As I look through the Posting Guidelines for this blog, a lot of it can be summarized as, “Be polite.” Everyone writing and reading this blog is a real person (I think) and we are all busy with jobs and family and IRL (In Real Life) responsibilities. BBB provides us all a chance to talk about some really interesting topics. Just be nice, OK? Each author is responsible for moderating the posts he writes. But if you have something that’s bugging you, you can email Wayne or me directly (See our profiles for our addresses).
More than “Be polite,” you can summarize our Posting Guidelines with “Say what you mean without being mean.” Don’t beat around the bush. Politely tell us exactly what you think. List your reasons, back up your position and let us have it.
The current post Rom 4:1 is a good example of this. There are currently more than fifty comments. And few of them are less than a paragraph. Lots of people are thinking out loud and battling it out over how best to translate this passage. Iver’s post is about 1,1oo words long. That’s a little longer than an average post. But check out those comments! Currently over 11,000 words. That’s ten times the length of the original post.

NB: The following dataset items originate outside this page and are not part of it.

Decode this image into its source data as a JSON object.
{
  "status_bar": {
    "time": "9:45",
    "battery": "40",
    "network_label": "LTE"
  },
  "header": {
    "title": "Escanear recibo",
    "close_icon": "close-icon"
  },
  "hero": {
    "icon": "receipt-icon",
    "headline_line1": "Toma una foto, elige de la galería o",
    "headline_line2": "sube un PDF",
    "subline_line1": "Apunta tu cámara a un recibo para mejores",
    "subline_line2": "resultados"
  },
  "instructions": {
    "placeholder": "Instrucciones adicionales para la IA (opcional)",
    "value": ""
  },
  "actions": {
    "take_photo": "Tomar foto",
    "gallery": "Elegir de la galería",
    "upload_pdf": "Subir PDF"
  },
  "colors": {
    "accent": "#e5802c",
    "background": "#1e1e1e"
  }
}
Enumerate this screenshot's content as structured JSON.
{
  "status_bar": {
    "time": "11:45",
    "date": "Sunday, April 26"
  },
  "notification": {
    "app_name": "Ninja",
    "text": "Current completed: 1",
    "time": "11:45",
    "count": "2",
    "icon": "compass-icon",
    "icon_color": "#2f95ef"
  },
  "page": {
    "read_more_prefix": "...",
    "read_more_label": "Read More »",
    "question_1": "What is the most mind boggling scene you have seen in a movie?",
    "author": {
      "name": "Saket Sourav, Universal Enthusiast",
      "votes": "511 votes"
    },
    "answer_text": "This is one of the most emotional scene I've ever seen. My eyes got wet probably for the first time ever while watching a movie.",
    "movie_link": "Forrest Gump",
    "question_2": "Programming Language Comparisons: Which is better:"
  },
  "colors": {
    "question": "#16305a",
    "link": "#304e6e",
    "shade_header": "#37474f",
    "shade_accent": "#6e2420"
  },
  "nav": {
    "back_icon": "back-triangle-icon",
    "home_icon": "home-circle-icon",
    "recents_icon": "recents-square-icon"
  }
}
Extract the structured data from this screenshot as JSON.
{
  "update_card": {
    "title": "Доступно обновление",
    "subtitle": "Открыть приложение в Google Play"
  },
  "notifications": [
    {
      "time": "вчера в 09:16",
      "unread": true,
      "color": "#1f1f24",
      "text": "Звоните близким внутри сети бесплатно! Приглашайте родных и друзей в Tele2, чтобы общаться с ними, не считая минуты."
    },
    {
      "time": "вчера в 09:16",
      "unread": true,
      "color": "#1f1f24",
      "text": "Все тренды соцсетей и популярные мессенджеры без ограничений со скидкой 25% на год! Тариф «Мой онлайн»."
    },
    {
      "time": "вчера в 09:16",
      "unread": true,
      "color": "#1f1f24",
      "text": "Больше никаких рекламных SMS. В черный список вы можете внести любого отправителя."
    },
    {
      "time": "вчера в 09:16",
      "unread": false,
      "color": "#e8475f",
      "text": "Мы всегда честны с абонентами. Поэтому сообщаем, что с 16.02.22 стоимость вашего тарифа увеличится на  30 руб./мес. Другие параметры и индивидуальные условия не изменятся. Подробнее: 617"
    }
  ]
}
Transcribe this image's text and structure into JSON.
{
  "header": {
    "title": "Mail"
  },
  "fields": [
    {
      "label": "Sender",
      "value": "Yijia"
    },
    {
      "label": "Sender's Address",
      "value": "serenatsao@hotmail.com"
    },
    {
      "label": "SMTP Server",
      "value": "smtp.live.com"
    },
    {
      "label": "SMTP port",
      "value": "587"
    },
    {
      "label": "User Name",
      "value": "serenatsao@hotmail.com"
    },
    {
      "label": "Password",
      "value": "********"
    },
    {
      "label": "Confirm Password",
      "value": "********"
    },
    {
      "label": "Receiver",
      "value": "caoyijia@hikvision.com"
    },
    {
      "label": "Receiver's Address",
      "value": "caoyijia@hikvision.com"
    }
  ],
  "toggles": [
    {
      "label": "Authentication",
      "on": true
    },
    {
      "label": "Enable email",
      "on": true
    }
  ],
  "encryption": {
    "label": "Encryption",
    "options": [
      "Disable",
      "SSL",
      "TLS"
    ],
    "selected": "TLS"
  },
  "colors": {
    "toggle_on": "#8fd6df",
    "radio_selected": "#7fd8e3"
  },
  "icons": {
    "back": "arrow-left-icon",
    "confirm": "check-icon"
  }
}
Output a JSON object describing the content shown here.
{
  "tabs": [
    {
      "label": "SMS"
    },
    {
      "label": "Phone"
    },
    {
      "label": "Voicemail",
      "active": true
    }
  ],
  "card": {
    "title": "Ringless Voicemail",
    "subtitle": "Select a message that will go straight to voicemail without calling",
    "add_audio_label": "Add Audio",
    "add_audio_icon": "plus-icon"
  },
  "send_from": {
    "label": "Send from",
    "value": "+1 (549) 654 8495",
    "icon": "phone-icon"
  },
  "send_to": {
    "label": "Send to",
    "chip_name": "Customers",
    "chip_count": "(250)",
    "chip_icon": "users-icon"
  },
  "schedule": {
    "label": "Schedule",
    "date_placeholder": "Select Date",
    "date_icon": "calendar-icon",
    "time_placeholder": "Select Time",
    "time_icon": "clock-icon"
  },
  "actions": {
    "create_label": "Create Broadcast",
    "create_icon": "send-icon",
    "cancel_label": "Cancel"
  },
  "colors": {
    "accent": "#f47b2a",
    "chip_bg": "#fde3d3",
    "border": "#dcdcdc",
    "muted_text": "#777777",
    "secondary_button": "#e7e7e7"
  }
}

That ratio makes us very happy. We want our posts to promote discussion. Peter, and Dannii and Mike and the rest all have their opinions but we’re happy to hear opposing viewpoints as long as you’re nice about it and back up your claims with solid evidence.
This morning I had the word “dialectic” in my head. Dialectic is different from debate. A debate pits two opposing sides against each other to argue out a point and then someone decides who won. Dialectic has a much more modest aim. In dialectic, two parties with differing ideas get together to discuss a topic. From the start I think there is an assumption that neither one is going to convert the other but that through their interaction they’ll better understand the topic, be better able to articulate their position, and also appreciate opposing viewpoints. A personal example that comes to mind for me is my long-standing “feud” with John Hobbins over Bible translation styles. We have argued for years over how Bible translations should be done and neither of us has been won over to the other side. But I have learned a lot through the process. And (don’t let him know I said this) he’s converted me on quite a number of occasions.
What’s your take on the exchanges that take place in the comment threads of this blog? Too hot? Too long? Too good to miss?
If you were describing Better Bibles Blog to someone who had never heard of it, how would you describe it?